Patients with multiple myeloma with a high sub-clonal fraction of 17p deletion have poor prognosis

Alterations to the tumor protein 53 (TP53) gene, including deletions in chromosome 17p (del17p), have been associated with poor outcomes in patients with multiple myeloma (MM). However, the prognostic value of the del17p cancer clonal fraction (CCF) is unclear. In patients with newly diagnosed MM (NDMM), cytogenetic analysis by fluorescence in situ hybridization (FISH) is used for risk assessment.¹ The threshold of del17p CCF that indicates a poor prognosis is not mutually agreed, and varies in different studies due to a lack of uniform analytical methods to reach an accepted conclusion.

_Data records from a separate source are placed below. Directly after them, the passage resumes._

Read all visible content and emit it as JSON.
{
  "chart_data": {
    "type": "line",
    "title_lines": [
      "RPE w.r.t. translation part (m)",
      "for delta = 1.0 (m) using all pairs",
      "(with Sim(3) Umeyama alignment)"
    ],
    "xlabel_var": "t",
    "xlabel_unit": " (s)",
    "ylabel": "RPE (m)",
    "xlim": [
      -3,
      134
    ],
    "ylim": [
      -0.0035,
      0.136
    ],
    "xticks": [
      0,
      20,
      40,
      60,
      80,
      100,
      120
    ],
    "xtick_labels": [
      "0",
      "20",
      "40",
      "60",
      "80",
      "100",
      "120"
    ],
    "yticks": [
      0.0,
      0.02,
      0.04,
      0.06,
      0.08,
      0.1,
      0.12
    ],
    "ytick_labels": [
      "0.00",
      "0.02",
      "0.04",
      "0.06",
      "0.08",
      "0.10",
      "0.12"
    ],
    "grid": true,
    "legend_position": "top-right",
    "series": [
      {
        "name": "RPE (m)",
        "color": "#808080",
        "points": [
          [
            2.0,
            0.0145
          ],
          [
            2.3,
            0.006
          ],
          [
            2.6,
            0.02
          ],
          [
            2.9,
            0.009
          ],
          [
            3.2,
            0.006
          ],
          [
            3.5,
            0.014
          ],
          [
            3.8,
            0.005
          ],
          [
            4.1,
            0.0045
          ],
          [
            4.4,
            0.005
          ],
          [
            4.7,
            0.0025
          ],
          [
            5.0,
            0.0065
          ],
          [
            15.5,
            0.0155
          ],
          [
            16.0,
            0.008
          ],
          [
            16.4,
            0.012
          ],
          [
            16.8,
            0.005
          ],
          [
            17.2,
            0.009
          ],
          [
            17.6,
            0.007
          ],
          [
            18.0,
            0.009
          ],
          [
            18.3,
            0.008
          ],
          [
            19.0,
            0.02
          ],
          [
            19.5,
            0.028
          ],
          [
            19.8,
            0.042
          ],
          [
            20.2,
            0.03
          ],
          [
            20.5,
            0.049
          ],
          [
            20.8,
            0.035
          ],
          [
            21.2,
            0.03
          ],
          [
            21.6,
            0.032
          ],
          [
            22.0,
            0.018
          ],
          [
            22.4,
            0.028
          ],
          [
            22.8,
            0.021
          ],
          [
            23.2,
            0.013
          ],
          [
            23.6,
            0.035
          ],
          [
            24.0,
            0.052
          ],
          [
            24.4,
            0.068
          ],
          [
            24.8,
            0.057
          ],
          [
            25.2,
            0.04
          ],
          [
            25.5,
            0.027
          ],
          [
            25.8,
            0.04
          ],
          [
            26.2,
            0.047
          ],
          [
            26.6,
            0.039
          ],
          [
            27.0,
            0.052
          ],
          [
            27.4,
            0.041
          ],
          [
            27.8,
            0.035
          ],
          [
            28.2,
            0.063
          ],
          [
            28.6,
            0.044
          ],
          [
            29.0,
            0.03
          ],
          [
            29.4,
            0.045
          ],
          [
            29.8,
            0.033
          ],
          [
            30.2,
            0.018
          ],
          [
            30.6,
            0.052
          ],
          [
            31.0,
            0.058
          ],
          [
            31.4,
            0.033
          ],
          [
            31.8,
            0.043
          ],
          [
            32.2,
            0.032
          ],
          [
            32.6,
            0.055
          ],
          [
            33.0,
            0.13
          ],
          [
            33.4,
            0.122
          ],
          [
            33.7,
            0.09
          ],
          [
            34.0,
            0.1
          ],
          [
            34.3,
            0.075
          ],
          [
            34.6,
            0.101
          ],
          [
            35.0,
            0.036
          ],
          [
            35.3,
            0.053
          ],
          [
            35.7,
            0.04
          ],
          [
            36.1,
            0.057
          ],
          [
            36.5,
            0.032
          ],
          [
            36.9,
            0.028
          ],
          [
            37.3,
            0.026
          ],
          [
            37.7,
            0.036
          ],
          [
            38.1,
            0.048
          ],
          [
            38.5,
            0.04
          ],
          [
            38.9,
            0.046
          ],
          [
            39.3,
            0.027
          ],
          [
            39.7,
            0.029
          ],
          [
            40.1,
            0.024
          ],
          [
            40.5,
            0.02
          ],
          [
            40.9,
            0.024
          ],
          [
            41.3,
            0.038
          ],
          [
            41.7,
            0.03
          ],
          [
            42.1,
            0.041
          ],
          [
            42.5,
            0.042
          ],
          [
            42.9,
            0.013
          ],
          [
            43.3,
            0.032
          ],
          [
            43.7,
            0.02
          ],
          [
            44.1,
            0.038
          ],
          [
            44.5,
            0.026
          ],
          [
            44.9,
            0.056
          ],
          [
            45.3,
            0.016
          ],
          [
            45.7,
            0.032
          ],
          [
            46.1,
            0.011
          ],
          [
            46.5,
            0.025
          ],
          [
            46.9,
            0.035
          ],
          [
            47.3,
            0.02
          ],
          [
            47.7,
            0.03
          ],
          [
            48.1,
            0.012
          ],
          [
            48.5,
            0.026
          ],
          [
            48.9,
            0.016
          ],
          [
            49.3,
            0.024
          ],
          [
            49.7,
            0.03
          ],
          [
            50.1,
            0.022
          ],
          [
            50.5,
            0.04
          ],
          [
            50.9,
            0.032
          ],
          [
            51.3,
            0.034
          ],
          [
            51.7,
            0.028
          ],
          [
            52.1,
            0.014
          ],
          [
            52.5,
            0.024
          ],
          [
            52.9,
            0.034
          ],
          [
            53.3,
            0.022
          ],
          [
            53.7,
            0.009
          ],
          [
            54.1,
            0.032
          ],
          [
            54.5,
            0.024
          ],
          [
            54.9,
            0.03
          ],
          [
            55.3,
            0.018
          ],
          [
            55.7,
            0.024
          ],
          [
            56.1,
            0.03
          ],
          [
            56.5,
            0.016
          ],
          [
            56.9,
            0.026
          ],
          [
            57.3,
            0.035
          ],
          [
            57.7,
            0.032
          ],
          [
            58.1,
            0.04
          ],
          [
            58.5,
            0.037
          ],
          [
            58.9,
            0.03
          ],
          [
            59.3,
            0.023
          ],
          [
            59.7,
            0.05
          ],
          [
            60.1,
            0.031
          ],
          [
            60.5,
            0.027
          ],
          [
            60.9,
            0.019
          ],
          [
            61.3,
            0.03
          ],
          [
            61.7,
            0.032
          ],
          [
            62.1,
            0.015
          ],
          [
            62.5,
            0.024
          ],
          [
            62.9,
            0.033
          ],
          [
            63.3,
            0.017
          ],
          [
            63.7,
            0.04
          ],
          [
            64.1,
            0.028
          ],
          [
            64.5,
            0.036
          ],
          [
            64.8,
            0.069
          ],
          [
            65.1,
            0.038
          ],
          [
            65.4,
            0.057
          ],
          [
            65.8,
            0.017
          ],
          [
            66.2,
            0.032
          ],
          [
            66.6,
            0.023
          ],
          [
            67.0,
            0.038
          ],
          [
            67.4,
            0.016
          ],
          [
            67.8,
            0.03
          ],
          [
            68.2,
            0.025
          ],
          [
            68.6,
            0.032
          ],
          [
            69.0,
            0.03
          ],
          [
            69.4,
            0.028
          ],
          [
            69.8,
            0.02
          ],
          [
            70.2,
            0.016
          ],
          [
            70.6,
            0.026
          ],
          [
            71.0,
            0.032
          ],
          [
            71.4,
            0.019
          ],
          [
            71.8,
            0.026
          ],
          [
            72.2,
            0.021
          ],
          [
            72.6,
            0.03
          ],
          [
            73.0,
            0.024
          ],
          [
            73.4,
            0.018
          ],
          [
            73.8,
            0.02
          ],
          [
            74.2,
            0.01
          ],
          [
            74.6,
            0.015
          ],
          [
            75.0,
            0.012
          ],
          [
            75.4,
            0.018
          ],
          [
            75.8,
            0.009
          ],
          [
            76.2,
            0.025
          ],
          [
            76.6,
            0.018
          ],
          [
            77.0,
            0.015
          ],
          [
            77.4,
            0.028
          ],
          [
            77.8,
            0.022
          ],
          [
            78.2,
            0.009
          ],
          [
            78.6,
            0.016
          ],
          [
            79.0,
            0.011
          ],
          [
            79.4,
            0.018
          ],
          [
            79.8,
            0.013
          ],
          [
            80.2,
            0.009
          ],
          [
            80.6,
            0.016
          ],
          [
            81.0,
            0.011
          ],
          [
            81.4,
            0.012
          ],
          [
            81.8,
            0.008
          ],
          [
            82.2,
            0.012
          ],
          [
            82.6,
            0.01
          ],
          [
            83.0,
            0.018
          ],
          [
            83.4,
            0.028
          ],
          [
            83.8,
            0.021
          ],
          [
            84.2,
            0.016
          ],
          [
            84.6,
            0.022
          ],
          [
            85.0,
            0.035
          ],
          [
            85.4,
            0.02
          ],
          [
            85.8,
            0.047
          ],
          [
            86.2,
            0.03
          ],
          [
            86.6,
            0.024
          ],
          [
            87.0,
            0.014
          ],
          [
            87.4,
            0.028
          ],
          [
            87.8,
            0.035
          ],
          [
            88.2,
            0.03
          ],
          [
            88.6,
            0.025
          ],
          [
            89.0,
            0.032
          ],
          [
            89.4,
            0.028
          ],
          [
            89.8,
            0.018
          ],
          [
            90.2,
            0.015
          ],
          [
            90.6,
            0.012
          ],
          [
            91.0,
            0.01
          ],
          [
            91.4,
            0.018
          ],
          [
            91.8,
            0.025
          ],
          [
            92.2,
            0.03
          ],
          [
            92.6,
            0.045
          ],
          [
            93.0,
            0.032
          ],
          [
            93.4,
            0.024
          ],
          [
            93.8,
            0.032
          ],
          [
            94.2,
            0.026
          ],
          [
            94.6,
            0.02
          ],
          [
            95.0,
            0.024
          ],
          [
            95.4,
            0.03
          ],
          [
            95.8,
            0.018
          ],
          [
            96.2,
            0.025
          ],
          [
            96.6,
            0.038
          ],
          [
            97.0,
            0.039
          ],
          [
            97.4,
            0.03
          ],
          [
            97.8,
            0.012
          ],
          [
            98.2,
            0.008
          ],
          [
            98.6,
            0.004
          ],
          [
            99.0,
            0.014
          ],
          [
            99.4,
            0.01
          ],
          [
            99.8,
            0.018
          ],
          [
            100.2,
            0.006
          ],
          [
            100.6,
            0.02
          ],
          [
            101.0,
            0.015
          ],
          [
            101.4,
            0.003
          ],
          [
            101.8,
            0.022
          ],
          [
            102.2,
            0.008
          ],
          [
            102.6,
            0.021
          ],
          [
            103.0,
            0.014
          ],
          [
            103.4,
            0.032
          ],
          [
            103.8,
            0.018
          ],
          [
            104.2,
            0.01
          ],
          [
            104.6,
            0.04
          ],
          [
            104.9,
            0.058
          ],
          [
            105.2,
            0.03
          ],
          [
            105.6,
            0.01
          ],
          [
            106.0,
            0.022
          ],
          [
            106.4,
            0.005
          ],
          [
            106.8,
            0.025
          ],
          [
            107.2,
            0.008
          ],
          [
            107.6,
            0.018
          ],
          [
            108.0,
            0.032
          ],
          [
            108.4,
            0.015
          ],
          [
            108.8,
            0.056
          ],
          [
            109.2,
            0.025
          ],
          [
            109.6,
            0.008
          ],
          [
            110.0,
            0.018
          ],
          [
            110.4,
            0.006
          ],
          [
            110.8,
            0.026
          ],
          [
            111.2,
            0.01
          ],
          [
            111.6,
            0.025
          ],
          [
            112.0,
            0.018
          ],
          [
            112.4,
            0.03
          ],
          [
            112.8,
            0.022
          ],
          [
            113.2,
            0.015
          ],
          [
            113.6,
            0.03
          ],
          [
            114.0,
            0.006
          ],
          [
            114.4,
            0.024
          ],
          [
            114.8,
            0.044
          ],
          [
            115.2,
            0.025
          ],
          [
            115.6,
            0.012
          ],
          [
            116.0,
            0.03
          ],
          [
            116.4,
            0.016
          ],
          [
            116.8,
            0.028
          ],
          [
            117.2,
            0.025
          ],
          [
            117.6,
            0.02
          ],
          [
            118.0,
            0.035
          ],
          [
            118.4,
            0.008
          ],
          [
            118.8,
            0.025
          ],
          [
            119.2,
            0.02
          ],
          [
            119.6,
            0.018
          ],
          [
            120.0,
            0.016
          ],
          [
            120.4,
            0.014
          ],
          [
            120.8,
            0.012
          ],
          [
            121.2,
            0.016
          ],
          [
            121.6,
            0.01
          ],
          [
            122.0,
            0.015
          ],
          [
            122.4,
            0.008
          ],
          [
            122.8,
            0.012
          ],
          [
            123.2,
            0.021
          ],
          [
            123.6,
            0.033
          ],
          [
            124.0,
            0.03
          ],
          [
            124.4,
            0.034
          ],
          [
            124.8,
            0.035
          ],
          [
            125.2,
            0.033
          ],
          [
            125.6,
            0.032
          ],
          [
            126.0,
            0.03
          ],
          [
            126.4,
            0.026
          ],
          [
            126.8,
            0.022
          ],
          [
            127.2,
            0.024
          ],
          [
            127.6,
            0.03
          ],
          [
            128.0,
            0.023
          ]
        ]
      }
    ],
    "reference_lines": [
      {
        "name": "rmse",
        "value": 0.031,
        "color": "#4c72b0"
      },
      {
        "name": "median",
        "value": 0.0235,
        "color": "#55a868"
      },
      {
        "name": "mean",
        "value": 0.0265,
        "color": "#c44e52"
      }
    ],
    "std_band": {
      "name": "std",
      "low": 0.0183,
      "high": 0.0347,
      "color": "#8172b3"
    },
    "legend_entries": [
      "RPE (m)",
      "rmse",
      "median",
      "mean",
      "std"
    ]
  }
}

Defects in 17p can include deletions such as del17p, mutations, or both – also known as ‘double-hit’ (biallelic inactivation).²

In this study, a large cohort of patients with NDMM with varying levels of del17p was analysed by Anjan Thakurta, and colleagues. The study used interphase FISH analysis to determine a cytogenetic CCF threshold for poor prognosis that was recognized and replicable.³

Study Design

• Bone marrow plasma cells were obtained from patients with NDMM at diagnosis
• Cells were selected using CD138 and FISH analysis was conducted in samples with over 70% plasma cells using TP53 gene probes
• Discovery dataset – Intergroupe Francophone du Myélome (IFM) (N = 605)
• FISH replication dataset (N = 235)
• Myeloma Genome Project (MGP) dataset (N = 1273) with different extents of del17p
  • Derived from; Myeloma XI trial, Dana-Farber Cancer Institute/IFM, The UAMS Myeloma Institute and the Multiple Myeloma Research Foundation (MMRF, IA1 – IA9)

Key Findings

• Identification of CCF threshold using discovery dataset:
  • The optimal CCF range was 51–69% with two optimal cuts at 55% and 64%
  • A robust CCF threshold of 0.55 was selected and applied
  • Median progression free survival (PFS) (≤0.55 CCF vs >0.55 CCF): 23.9 vs 14.3 months
  • Median overall survival (OS) (≤0.55 CCF vs >0.55 CCF): 84.1 vs 36.1 months
• Testing the robustness of 0.55 CCF threshold using FISH replication dataset:
  • Median PFS (≤0.55 CCF vs >0.55 CCF): 29 vs 17 months
  • Median OS (≤0.55 CCF vs >0.55 CCF): 54 vs 32 months
• Confirmation of CCF threshold in genomic data set (MGP) demonstrated lower median PFS and OS in the >0.55 CCF group
• Meta-analysis on all three cohorts showed an agreement in summary statistics
• Impact of del17p and TP53 mutation on PFS and OS was analyzed using the MGP dataset:
  • Patients with TP53 mutation tend to cluster in the high CCF group
  • Patients with double-hit mutation had shorter PFS compared with patients with del17p only, regardless of CCF

In conclusion, this study demonstrated that a CCF threshold of >0.55 is robust and can identify patients with a poor prognosis (PFS and OS) as confirmed by meta-analysis across three datasets. In patients with double-hit mutation, prognosis is poor irrespective of CCF score. The study has also shown that FISH and sequencing-based methods are feasible to identify TP53 deletions and estimate CCF and the authors suggest this threshold is used for risk assessments in clinical trials and diagnostic testing of patients with NDMM.